# lipo tray/clampfor pro 3



## hopper (Oct 12, 2006)

*lipo tray/clamp for pro 3*

Somewhere I saw a picture of a lipo mounting system for the HD pro 3. I can't remember which thread it was under. Anybody know where to look?


----------



## BigBoyT1 (Dec 31, 2006)

*copy and paste this addy*

http://www.hobbytalk.com/bbs1/showthread.php?t=197491

This should take you to it. It is in Brushless Oval Racing... page 2


----------



## garacer08 (Jun 8, 2007)

Randy at big boys toys makes them. I just got one from him for my Gen2 and love it. Randy has a great product. I looked at the craftsman ship of the batt tray when it came in and its a very very well built product. He takes the time to file down the ribs to allow the battery to set down in the tray better, and the hold down bars fit nice and snug. NO movement at all. I would recommend these to anybody. I will be getting another one for my next car.


----------



## RCMits (Jan 1, 1970)

I just got one for my gen1 ksg.. VERY well made...


----------



## TeamGoodwrench (Oct 14, 2002)

I got 2 of them for my Gen-2 cars -- excellent product and FAST shipping too.


----------



## RCMits (Jan 1, 1970)

here is a pic of my assembled ksg1 with BBT's lipo tray. its in a state of rebuild right now..

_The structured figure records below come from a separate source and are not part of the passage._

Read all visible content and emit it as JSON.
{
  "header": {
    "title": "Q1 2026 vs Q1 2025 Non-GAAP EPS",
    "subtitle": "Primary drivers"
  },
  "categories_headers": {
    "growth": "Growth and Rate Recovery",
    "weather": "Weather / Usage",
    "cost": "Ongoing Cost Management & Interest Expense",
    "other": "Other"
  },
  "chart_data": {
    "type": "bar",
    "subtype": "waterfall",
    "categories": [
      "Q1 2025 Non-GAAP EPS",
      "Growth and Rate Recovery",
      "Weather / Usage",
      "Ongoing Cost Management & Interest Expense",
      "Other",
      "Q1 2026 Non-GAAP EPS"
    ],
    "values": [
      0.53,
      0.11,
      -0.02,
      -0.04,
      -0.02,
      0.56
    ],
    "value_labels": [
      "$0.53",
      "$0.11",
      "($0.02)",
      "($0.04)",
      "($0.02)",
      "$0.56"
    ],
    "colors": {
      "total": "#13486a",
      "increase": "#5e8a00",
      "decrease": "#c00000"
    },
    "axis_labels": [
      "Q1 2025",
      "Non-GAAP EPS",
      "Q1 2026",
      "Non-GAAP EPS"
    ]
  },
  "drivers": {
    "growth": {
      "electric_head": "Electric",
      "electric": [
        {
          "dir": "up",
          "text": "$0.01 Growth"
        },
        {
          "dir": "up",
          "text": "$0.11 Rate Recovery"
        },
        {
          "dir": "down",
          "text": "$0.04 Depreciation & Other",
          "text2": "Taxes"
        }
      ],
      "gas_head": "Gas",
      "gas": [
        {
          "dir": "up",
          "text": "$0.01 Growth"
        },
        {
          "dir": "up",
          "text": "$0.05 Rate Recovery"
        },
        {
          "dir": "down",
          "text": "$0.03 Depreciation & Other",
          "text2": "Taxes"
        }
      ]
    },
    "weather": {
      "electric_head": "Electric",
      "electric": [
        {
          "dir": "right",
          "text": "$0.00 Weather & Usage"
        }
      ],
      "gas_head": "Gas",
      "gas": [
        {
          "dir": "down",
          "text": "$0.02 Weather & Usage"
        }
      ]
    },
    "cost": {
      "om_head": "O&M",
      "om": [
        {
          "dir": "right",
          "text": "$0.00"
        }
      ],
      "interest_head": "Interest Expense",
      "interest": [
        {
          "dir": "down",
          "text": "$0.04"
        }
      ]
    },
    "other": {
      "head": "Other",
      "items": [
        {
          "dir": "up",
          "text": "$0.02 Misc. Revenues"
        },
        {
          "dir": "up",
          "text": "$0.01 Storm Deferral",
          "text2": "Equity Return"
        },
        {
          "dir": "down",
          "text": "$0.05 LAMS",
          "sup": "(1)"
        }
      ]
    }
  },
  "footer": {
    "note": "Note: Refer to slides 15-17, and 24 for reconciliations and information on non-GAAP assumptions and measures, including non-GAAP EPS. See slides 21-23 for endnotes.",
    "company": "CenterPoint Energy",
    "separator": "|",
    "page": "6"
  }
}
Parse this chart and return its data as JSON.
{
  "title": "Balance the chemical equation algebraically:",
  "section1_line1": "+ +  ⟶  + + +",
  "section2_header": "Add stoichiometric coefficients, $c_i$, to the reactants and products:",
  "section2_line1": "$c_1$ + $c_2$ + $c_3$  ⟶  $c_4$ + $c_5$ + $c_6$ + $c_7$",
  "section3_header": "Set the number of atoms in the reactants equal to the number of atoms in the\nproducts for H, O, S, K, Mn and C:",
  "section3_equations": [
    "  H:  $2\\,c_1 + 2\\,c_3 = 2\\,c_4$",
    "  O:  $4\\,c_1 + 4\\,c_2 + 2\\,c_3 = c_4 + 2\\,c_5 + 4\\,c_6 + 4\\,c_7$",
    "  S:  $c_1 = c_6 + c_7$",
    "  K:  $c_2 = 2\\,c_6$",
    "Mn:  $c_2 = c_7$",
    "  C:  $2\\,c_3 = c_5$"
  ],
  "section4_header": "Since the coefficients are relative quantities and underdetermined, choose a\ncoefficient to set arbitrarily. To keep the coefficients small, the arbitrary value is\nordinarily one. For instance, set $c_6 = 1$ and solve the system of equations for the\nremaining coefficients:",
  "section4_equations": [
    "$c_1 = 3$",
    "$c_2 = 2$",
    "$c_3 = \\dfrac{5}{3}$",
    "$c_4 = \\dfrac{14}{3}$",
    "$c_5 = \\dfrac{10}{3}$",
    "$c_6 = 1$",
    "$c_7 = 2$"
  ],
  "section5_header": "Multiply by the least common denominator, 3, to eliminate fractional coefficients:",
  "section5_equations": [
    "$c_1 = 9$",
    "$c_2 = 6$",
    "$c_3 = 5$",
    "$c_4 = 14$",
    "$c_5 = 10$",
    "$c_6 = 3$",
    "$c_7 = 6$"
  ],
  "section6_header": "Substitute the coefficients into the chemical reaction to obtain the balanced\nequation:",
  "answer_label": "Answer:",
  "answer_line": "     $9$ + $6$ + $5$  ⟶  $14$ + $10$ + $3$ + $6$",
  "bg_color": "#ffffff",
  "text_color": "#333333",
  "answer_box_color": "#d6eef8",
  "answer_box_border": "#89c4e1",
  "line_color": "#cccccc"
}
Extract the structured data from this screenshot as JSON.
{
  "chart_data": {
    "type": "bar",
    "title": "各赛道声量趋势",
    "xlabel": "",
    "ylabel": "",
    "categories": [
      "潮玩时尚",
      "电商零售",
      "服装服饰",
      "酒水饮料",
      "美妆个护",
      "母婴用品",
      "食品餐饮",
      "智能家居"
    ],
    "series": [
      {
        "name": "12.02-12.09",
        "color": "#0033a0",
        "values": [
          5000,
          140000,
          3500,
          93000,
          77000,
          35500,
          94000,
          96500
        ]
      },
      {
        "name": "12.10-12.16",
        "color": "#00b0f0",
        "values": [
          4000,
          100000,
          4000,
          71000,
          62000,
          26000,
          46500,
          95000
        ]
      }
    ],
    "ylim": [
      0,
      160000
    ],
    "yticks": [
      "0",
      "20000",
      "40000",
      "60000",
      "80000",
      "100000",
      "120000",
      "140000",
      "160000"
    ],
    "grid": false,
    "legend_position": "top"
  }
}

his Hyperdrive stuff is just as clean and cut well... the fit is perfect. great stuff.


----------



## CLB (Apr 8, 2007)

How much weight do them brackets add compared to just battery tape to hold the battery in.


----------



## swtour (Oct 8, 2001)

These sure do keep the battery in place nicely....and Randy does really sweet work.

I need to get one for each of the 3 cars I'm running LIPO in. (Gen1, Gen2 and a Pro3)


----------



## 67-4-fun (Feb 23, 2004)

sent an e-mail to Randy at Big Boy toys, havent yet responded, does he answer his e-mails very much or is he just a very busy person..

thanks
JP


----------



## RCMits (Jan 1, 1970)

he'll get to you... he's a busy guy... *[email protected]*


----------



## 67-4-fun (Feb 23, 2004)

thats cool, I just woundered about it, I understand


----------



## AJS (Mar 21, 2002)

I have also heard that he is not feeling well. I'm sure he will get ahold of you and he does great work and makes terrific products.


----------



## TeamGoodwrench (Oct 14, 2002)

Randy -- would it be possible for you to design something for the solid chassis out there that only have 4 or 5 cell slots in them ??


----------